- Old Beach
- Coordinates: 42°46′29″S 147°16′9″E﻿ / ﻿42.77472°S 147.26917°E
- Population: 3,779 (2016 census)
- Established: early 1800s
- Postcode(s): 7017
- Location: 17 km (11 mi) N of Hobart ; 10 km (6 mi) S of Brighton ;
- LGA(s): Brighton
- Region: Hobart
- State electorate(s): Lyons
- Federal division(s): Lyons
Suburbs around Old Beach:
| Herdsmans Cove | Gagebrook, Honeywood | Tea Tree |
| River Derwent | Old Beach | Richmond |
| River Derwent | Otago | Risdon |

= Old Beach, Tasmania =

Old Beach is a residential / rural locality in the local government area (LGA) of Brighton in the Hobart LGA region of Tasmania. The locality is about 10 km south of the town of Brighton. The 2016 census recorded a population of 3779 for the state suburb of Old Beach.
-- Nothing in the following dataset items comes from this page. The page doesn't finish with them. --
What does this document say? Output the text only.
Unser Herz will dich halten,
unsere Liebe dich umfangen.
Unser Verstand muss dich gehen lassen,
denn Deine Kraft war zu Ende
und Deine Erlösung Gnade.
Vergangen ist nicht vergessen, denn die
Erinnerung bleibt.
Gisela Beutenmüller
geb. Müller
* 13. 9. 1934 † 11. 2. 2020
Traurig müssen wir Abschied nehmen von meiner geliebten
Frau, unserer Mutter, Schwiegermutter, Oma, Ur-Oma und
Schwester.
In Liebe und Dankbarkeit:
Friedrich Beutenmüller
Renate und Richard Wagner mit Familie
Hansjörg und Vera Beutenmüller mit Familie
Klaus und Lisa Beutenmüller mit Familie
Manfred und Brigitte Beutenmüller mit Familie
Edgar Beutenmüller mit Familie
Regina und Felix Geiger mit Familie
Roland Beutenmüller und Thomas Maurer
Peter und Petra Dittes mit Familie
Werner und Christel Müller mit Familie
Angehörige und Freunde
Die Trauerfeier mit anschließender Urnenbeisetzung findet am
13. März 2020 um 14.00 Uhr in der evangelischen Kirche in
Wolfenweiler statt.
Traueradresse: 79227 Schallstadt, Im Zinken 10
It is approximately 7 km from the Baskerville Raceway. Old Beach is surrounded by an abundance of green mountainous terrain. At the heart of Old Beach is an old mining quarry, active in the late 1980s for the mining of sandstone, and providing an economic boost for the area.

==History==
Old Beach was gazetted as a locality in 1970.
Old Beach Post Office opened on 11 January 1866 and closed in 1975.

==Geography==
The River Derwent forms the western and south-western boundaries.

==Road infrastructure==
Route B32 (East Derwent Highway) runs through from west to south.